I love you and thank you for reading, for caring, and for being out there and most of all, for letting me know you've been here (and you know who you are... and everybody else, well, since you're not reading you don't see me sticking my tongue out, do you?... not smiling?... well then the next words is especially for you... if you are reading and choosing not to let me know, whatever the reason, *HUG* if you need it... it means a lot to me to be read)...
I hope you find the story of my life worth reading and maybe worth returning to check up on now and then... I appreciate knowing, since that's the whole point of putting my words out here... sharing (and that takes two, at least... response is your part)... one of these days it'll actually be written as in an organized story and then your visits here might actually start making a little more sense, huh? (editors apply within)... if nothing else, maybe my survival might inspire you to try something new and appreciate what you've got a little more... I wish you'd respond, but even if you don't... just don't give up... no matter what... just don't give up...
it's not allowed in cartoons...
seriously, it's not allowed in my life either... if life's getting too heavy or too challenging or too painful or too anything and you're thinking of giving up, write me before you do... maybe we can figure out how to keep it going another day... I've got to, being part toon... and mostly crazy... though I intend no harm and do my best to actualize my intentions... and I am serious...
the simple truth is that the love I offer you in words here is unconditional and for real... as real as you dare believe and make it by sharing... sharing is what makes things real... serious... the survival is serious... the challenges are serious and they are not gonna win... gotta believe that...
so go on, you're not melting, the world isn't as cruel as the wicked witch said it was, I'll be right here waiting for your good news... I'll even tell the world right here if you want me to... I'll make a good news page just for us (or it can be our little secret... just let me know there's a smile and some worth for you somewhere in here or out there, ok?)... anybody really listening?... I am...

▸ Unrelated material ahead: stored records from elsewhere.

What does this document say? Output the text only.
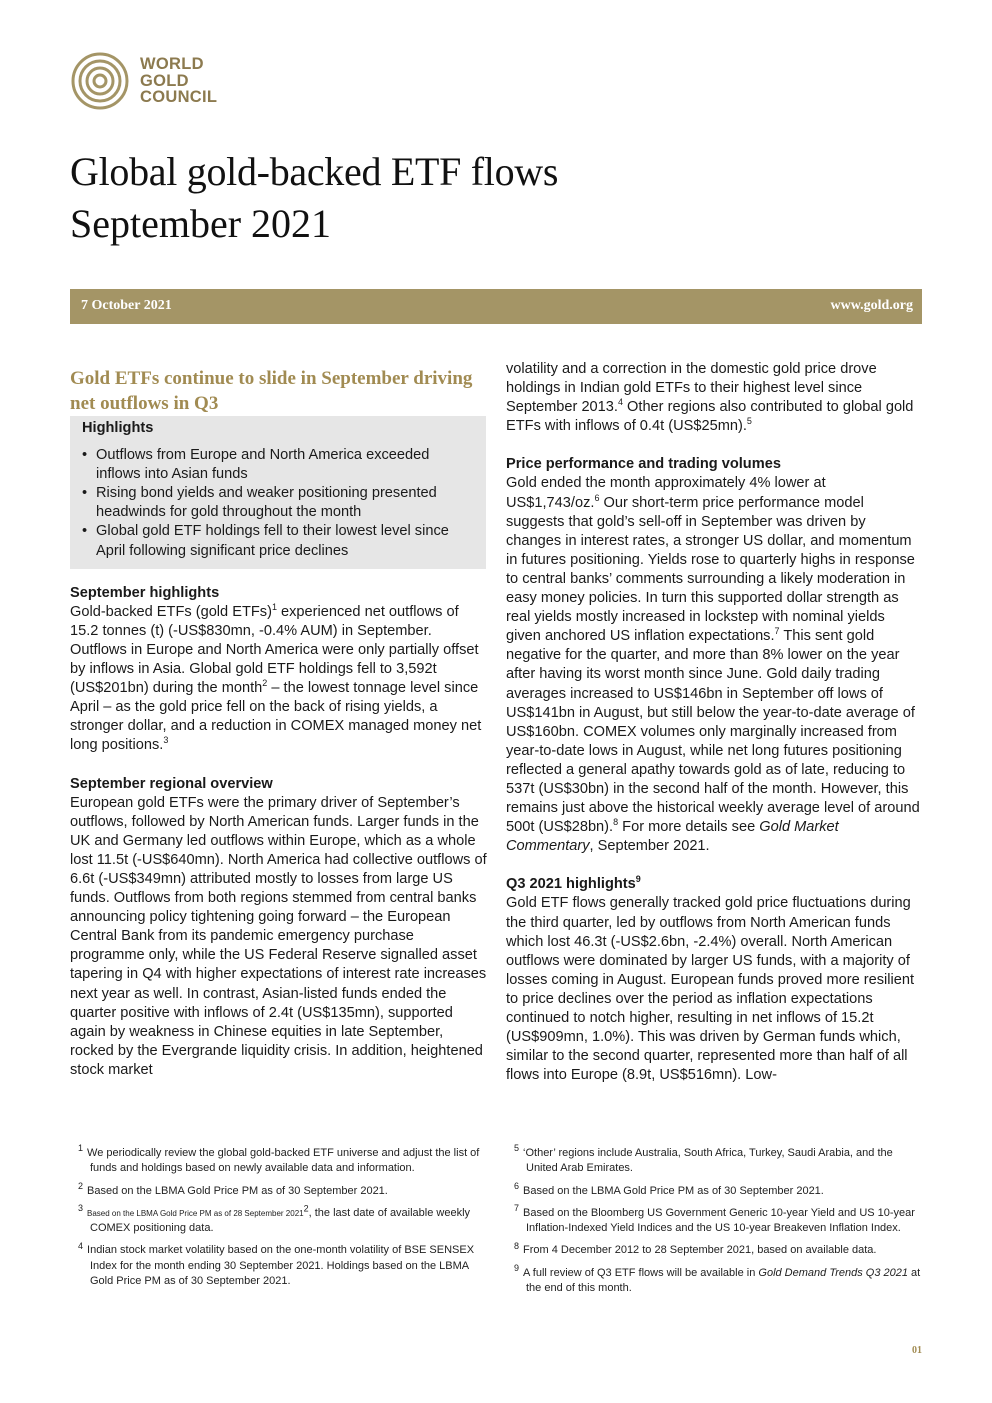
WORLD
GOLD
COUNCIL
Global gold-backed ETF flows
September 2021
7 October 2021	www.gold.org

Gold ETFs continue to slide in September driving net outflows in Q3

Highlights

• Outflows from Europe and North America exceeded inflows into Asian funds
• Rising bond yields and weaker positioning presented headwinds for gold throughout the month
• Global gold ETF holdings fell to their lowest level since April following significant price declines

September highlights

Gold-backed ETFs (gold ETFs)$^1$ experienced net outflows of 15.2 tonnes (t) (-US$830mn, -0.4% AUM) in September. Outflows in Europe and North America were only partially offset by inflows in Asia. Global gold ETF holdings fell to 3,592t (US$201bn) during the month$^2$ – the lowest tonnage level since April – as the gold price fell on the back of rising yields, a stronger dollar, and a reduction in COMEX managed money net long positions.$^3$

September regional overview

European gold ETFs were the primary driver of September’s outflows, followed by North American funds. Larger funds in the UK and Germany led outflows within Europe, which as a whole lost 11.5t (-US$640mn). North America had collective outflows of 6.6t (-US$349mn) attributed mostly to losses from large US funds. Outflows from both regions stemmed from central banks announcing policy tightening going forward – the European Central Bank from its pandemic emergency purchase programme only, while the US Federal Reserve signalled asset tapering in Q4 with higher expectations of interest rate increases next year as well. In contrast, Asian-listed funds ended the quarter positive with inflows of 2.4t (US$135mn), supported again by weakness in Chinese equities in late September, rocked by the Evergrande liquidity crisis. In addition, heightened stock market

volatility and a correction in the domestic gold price drove holdings in Indian gold ETFs to their highest level since September 2013.$^4$ Other regions also contributed to global gold ETFs with inflows of 0.4t (US$25mn).$^5$

Price performance and trading volumes

Gold ended the month approximately 4% lower at US$1,743/oz.$^6$ Our short-term price performance model suggests that gold’s sell-off in September was driven by changes in interest rates, a stronger US dollar, and momentum in futures positioning. Yields rose to quarterly highs in response to central banks’ comments surrounding a likely moderation in easy money policies. In turn this supported dollar strength as real yields mostly increased in lockstep with nominal yields given anchored US inflation expectations.$^7$ This sent gold negative for the quarter, and more than 8% lower on the year after having its worst month since June. Gold daily trading averages increased to US$146bn in September off lows of US$141bn in August, but still below the year-to-date average of US$160bn. COMEX volumes only marginally increased from year-to-date lows in August, while net long futures positioning reflected a general apathy towards gold as of late, reducing to 537t (US$30bn) in the second half of the month. However, this remains just above the historical weekly average level of around 500t (US$28bn).$^8$ For more details see Gold Market Commentary, September 2021.

Q3 2021 highlights$^9$

Gold ETF flows generally tracked gold price fluctuations during the third quarter, led by outflows from North American funds which lost 46.3t (-US$2.6bn, -2.4%) overall. North American outflows were dominated by larger US funds, with a majority of losses coming in August. European funds proved more resilient to price declines over the period as inflation expectations continued to notch higher, resulting in net inflows of 15.2t (US$909mn, 1.0%). This was driven by German funds which, similar to the second quarter, represented more than half of all flows into Europe (8.9t, US$516mn). Low-

$^1$ We periodically review the global gold-backed ETF universe and adjust the list of funds and holdings based on newly available data and information.
$^2$ Based on the LBMA Gold Price PM as of 30 September 2021.
$^3$Based on the LBMA Gold Price PM as of 28 September 2021$^2$, the last date of available weekly COMEX positioning data.
$^4$ Indian stock market volatility based on the one-month volatility of BSE SENSEX Index for the month ending 30 September 2021. Holdings based on the LBMA Gold Price PM as of 30 September 2021.
$^5$ ‘Other’ regions include Australia, South Africa, Turkey, Saudi Arabia, and the United Arab Emirates.
$^6$ Based on the LBMA Gold Price PM as of 30 September 2021.
$^7$ Based on the Bloomberg US Government Generic 10-year Yield and US 10-year Inflation-Indexed Yield Indices and the US 10-year Breakeven Inflation Index.
$^8$ From 4 December 2012 to 28 September 2021, based on available data.
$^9$ A full review of Q3 ETF flows will be available in Gold Demand Trends Q3 2021 at the end of this month.
01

but as the never ending closing continues, leave us not let seriousness drown our sense of humour, even if it's sometimes just a cynical sense of the absurd... it's the method to the madness... the lemonade, even... though it's being edited to keep it from growing into a monster that the server won't allow uploaded... hey, maybe I'll start a PS page section for further babblings... oh, I did... and here we are... well, here I am... where are you?...
wherever you are, I love you
whatever you've done, I still care
whomever you are, I love you
it's just the reason I am here
to give my heart a chance to share
and no matter what happens to me, some things remain the same... like the laughter and peace deep inside... and my desire to care and share it... cuz it (caring and expressing it) still feels better than anything else I've tried...
(yeah I know I haven't changed anything in this part of this... but how can I?... it just says what I want to say better than I can think of another way to say it at the moment and I don't want it unsaid today and I don't want to jus put a link here a nd hope you go there to read it I want you to read this and be inspired and know I care and hopefully feel cared about and inspired yourself... soread it again until it gets better, k?... and now back to the inspirational message in progress... hey, like TV signing off? - s'cuse my giggles, I'll go now)...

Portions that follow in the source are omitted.